Мама ложится на живот и снова сдвигает бретельки лифчика, читает книжку. Я сажусь рядом, начинаю заплетать ей косички.

Морская вода, высыхая, оставляет на ее коже кристаллики соли.

Над нами носятся чайки, и мне кажется, что они заплетают косы ветру.

Потом ложусь у мамы под боком и закрываю глаза. Шелест волн — будто кто-то без конца переворачивает страницы.

И засыпаю счастливая.

Просыпаюсь от грома. Вокруг темно, резкие холодные порывы ветра. Вот-вот начнется гроза. Все бегут с пляжа. Первые капли бьют по голому телу, как брошенные гальки.

Мы хватаем наши вещи, бежим. Ветер дует так сильно, что опрокидывает шезлонги, по пляжу мечутся полуголые люди и ловят свои улетевшие зонты, полотенца, юбки. Море уже серое, неприкаянное, гонит беспорядочные волны. Еле успеваем добежать до нашего дома — начинается ливень. Лезу с мамой под душ — она распускает мне косички, чтобы вымыть соль из волос. Прижимаюсь к ее холодной коже, собравшейся мелкими пупырышками.

Потом сижу на диване, завернувшись в одеяло, и жду папу, обещавшего мне почитать книжку, а он моется в душе и поет какую-то арию.

Папа был тогда дирижером.

Я не находила в этом ничего особенного.

Он мне рассказывал, как его отец, мой дед, скрипач, репетировал дома, и папа-мальчик брал две палочки и, пока тот играл на скрипке, повторял движения.

Помню, как папа, когда я была совсем маленькая и ужасно любила вертеться на винтовом табурете, играл со мной на фортепьяно: кластеры в басах на педальных поддержках изображали тучи. Высокие отрывистые звуки, схваченные педалью, таяли редкими снежинками в воздухе. А летний дождик получался так: только указательные пальцы — одна рука по черным, другая по белым клавишам — быстро-быстро перескакивали со звука на звук. У него была широкая рука — брала полторы октавы.

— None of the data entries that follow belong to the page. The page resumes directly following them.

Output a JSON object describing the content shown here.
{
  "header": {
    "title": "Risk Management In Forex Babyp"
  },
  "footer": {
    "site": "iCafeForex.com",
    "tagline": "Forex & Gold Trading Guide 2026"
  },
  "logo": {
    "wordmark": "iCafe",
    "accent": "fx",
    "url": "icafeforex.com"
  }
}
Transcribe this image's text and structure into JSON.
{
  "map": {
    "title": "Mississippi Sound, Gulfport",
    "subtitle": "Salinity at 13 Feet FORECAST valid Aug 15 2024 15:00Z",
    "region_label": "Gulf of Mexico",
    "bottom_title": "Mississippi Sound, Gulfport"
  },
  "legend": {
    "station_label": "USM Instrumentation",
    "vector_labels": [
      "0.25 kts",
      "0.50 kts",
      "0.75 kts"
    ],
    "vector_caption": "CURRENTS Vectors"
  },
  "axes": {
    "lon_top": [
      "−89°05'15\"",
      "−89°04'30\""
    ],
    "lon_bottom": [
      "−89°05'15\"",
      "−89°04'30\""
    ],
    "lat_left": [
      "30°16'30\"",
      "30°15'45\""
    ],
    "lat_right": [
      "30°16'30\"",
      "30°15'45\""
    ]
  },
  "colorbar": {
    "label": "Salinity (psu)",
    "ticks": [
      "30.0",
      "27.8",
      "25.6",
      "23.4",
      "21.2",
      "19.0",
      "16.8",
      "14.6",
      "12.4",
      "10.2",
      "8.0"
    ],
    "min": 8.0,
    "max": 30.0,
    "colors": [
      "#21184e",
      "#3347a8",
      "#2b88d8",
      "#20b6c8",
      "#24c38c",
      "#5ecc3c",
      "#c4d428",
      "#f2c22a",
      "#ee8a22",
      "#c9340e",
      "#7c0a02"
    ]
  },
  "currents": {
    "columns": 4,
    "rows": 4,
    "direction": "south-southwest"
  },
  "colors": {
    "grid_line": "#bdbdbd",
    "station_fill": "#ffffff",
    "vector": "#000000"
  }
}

Еще мне запомнилось, как он открыл крышку, показал мне инструмент внутри и сказал:

— Видишь, как странно все устроено — в каждом сложном, необъяснимом есть что-то простое — мы всего-навсего стучим войлочными молоточками.

Он заставлял меня заниматься на фортепьяно, и я в конце концов возненавидела наш «Рениш».

Упражняюсь дома, играю бесконечные гаммы и арпеджио, а он мне говорит:

— Не хмурься!

У меня от напряжения намечалась морщина между бровей — совсем как у него.

Когда отца не было, я жульничала: ставила на пюпитр, поверх нот, книгу и читала ее, играя бесконечные упражнения вслепую. Однажды он застал меня за этим занятием и ужасно ругался. Стал бегать по квартире и кричать, что мне слон на ухо наступил, и за что ему такое наказание. Сказал, что природа отдыхает на детях гениев. Я от этого начинала давиться слезами и играла еще хуже. Раньше он никогда на меня не кричал. Мне казалось, что моего папу подменили, что это не он. Не могла этого тогда понять. А он просто вошел в роль и никак не мог из нее выйти.

Во время моей игры он садился на корточки, чтобы посмотреть, не провисает ли у меня ладонь, от фальшивой ноты дергался и стонал, будто прикусил язык, а один раз, когда я вместо указанных пальцев четвертого и пятого, думая, что он не заметит, играла трель вторым и третьим, он так вышел из себя, что чуть не прибил меня растрепанным Черни.

В конце концов в комнату заглядывала мама с мокрым полотенцем на лбу и требовала тишины. Не знаю, действительно ли ее мучила мигрень или это она просто так спасала меня.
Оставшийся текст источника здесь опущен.